Prevalence of heart failure and its subtypes in Germany: Population-based magnetic resonance imaging in the NAKO health study

S. Rospleszcz (Freiburg)1, C. Schuppert (Freiburg im Breisgau)2, S. Rach (Bremen)3, D. Westermann (Freiburg im Breisgau)4, C. Schlett (Freiburg)5, T. Keller (Bad Nauheim)6
1Universitätsklinikum Freiburg Department für Diagnostische und Interventionelle Radiologie Freiburg, Deutschland; 2Universitätsklinikum Freiburg Klinik für Radiologie Freiburg im Breisgau, Deutschland; 3Leibniz-Institut für Präventionsforschung und Epidemiologie Epidemiologische Methoden und Ursachenforschung Bremen, Deutschland; 4Universitäts-Herzzentrum Freiburg - Bad Krozingen Innere Medizin III, Kardiologie und Angiologie Freiburg im Breisgau, Deutschland; 5Universitätsklinik Freiburg Klinik für diagnostische und interventionelle Radiologie Freiburg, Deutschland; 6Justus-Liebig-Universität Giessen Medizinische Klinik I, Kardiologie Bad Nauheim, Deutschland

Background

Heart failure (HF) is a chronic, progressive condition with high morbidity and mortality. Clinical identification and diagnosis of HF is challenging since symptoms are often nonspecific, patients present with multiple comorbidities, and the underlying disease causes can overlap. Left ventricular ejection fraction (LVEF) is a crucial tool to identify and define HF with reduced LVEF (HFrEF), with mildly reduced LVEF (HFmrEF), or HF with preserved ejection fraction (HFpEF). To estimate public health impact of HF and its subtypes in Germany, population-level data that cover a broad age range are needed. Magnetic resonance imaging (MRI) has the potential to provide a robust and reproducible definition of HF.

Methods

We analyzed N=28’394 individuals from the population-based, prospective, multi-center NAKO health study representing 16 study regions in Germany, who underwent whole-body magnetic resonance imaging. LVEF and LV mass were obtained from short-axis cine images and LV Mass Index (LVMI) was calculated as end-diastolic mass divided by body surface area (duBois formula).

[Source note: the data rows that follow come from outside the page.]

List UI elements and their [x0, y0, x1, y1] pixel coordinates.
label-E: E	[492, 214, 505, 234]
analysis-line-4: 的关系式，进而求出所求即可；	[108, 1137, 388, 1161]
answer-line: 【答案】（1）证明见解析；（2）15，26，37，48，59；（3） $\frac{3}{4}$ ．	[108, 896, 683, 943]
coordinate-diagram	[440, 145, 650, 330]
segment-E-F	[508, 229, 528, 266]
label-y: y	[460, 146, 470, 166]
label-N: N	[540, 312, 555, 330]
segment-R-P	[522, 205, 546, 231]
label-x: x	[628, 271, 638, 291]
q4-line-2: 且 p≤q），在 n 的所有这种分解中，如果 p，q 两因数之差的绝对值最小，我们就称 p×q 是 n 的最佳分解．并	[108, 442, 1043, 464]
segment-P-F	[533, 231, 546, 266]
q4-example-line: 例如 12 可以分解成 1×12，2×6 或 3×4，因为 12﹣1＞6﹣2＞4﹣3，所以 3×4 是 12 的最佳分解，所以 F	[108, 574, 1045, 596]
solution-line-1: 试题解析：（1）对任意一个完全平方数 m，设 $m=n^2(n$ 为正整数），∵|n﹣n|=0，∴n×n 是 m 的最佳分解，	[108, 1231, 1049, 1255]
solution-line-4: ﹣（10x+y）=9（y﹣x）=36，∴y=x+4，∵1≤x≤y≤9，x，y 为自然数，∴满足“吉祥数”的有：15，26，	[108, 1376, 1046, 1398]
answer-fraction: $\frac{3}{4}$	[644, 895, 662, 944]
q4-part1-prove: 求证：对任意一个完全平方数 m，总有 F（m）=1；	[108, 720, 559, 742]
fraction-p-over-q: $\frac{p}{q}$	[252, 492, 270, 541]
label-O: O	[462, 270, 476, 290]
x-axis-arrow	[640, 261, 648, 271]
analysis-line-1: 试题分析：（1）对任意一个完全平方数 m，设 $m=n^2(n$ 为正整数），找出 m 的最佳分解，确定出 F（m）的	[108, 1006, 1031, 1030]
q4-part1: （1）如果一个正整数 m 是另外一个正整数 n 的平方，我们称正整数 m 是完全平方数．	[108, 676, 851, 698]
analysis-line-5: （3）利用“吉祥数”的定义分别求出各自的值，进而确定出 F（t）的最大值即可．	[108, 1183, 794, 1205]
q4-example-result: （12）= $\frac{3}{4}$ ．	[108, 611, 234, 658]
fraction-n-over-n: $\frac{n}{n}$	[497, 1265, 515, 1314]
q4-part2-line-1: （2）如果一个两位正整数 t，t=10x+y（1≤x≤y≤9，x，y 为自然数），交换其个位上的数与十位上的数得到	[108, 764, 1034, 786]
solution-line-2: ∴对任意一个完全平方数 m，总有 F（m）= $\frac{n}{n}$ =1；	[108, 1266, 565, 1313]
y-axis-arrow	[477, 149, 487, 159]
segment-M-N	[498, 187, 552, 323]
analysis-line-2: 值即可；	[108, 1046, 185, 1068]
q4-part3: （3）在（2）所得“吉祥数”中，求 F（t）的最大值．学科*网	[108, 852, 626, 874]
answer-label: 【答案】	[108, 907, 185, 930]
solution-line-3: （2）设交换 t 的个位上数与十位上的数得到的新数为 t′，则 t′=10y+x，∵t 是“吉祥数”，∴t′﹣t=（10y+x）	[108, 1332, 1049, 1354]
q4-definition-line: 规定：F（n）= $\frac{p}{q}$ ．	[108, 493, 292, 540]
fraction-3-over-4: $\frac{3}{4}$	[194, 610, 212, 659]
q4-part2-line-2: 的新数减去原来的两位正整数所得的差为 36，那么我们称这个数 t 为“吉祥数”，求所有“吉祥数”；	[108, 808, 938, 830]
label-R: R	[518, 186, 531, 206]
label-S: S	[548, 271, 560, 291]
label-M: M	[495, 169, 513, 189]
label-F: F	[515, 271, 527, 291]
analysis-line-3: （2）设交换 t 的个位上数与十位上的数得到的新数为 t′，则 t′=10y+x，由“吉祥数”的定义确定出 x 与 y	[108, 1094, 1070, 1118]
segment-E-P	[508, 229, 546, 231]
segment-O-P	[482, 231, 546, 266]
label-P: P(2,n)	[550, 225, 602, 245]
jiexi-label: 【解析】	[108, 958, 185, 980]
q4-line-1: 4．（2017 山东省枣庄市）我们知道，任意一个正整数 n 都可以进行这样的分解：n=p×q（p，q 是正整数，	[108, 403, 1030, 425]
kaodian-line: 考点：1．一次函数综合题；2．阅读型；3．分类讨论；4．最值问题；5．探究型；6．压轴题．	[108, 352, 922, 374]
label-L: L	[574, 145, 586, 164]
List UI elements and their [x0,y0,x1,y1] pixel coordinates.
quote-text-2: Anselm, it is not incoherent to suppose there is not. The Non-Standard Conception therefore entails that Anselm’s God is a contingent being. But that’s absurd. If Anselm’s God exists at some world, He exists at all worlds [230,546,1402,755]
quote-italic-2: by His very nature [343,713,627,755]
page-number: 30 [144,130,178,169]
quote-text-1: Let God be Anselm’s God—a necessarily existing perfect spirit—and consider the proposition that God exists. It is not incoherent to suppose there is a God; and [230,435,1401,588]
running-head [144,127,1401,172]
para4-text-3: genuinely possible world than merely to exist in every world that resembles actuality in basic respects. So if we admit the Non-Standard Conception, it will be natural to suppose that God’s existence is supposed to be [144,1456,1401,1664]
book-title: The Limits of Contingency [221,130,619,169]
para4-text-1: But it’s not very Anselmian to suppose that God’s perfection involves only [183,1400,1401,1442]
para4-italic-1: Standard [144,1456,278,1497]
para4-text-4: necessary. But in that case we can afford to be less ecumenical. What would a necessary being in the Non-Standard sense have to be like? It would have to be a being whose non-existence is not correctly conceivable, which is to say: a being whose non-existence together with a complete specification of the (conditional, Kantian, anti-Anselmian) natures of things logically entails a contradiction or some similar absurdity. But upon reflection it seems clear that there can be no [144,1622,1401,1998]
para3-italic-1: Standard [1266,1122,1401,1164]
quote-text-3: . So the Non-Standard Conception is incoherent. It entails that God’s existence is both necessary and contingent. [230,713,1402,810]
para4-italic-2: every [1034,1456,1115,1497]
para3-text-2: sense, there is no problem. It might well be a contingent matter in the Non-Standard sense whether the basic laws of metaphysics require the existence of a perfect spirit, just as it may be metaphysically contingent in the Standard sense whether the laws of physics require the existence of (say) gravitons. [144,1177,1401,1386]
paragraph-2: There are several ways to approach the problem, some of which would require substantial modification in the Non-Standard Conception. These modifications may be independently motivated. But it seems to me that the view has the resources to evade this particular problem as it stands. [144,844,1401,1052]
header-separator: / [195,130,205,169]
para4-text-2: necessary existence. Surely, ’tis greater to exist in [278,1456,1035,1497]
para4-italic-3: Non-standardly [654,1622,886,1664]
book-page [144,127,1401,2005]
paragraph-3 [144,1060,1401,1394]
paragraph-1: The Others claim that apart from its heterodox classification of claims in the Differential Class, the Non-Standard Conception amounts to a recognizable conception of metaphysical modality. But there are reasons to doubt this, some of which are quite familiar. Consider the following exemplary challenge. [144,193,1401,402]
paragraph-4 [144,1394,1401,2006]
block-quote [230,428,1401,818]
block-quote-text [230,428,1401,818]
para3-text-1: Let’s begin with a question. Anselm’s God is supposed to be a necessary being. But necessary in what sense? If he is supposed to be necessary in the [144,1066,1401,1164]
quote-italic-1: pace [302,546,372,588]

HFrEF was defined as LVEF ≤40%, HFmrEF as LVEF >40%, but <50%, and HFpEF as LVEF ≥50% with LVMI ≥65.4 g/m2 (women) or ≥84 g/m2 (men), with the cutoffs corresponding to the 97.5% percentile of mass distribution of the whole sample. Self-reported physician diagnosis of HF was ascertained by questionnaire. Statistical survey weights accounting for sampling design and relevant sociodemographic factors were used to calculate population prevalences for HF and its subtypes in the NAKO study regions.

Results

The weighted sample comprised 50.6% women and had a mean age of 45.5 years (standard deviation 13.9 yrs). The overall prevalence of MRI-derived HF was 4.1% (3.0% in women, 5.3% in men) with substantial age dependency (Figure 1). In women, HFpEF and HFmrEF accounted for 81.1% and 16.1% of all HF cases, respectively. In men, HFpEF and HFmrEF accounted for 49.5% and 46.5% of all HF cases, respectively. For any HF subtype, prevalence showed non-linear dependency on age (Figure 2). The overall prevalence of self-reported HF diagnosis was 1.8% (1.8% in women, 1.7% in men). Of those with any MRI-derived HF, the proportion who had a self-reported diagnosis was 6.6% (8.1% in women, 5.6% in men). Average LVEF in % was 34.9 (standard deviation 3.4), 46.9 (2.8), and 62.9 (5.5) in individuals with MRI-derived HFrEF, HFmrEF and HFpEF, respectively, compared to an LVEF of 63.3 (5.1) in individuals without HF. Individuals with HFrEF were oldest with 54.5 (7.1) years, compared to 50.6 (12.6) for HFmrEF, 48.0 (13.5) for HFpEF, and 45.4 (13.9) for no HF. They had highest BMI with 29.8 (5.1) kg/m2, compared to 29.1 (5.7) for HFmrEF, 26.4 (4.8) for HFpEF and 26.6 (5.2) for no HF, and highest values of systolic blood pressure with 140.7 (21.4) mmHg, compared to 135.3 (19.0) for HFmrEF, 138.7 (21.6) for HFpEF and 126.0 (15.6) for no HF.

Conclusion

Representative for a major part of the German population, prevalence of MRI-derived HF was high and substantially exceeded self-reported prevalence in the population-based NAKO health study. This underscores not only the considerable public health relevance of HF but also the potential diagnostic gap in current clinical practice. Further, our results emphasize the utility of MRI to ascertain clinically relevant manifestations of HF and its subtypes, and point to its potential to identify at-risk individuals.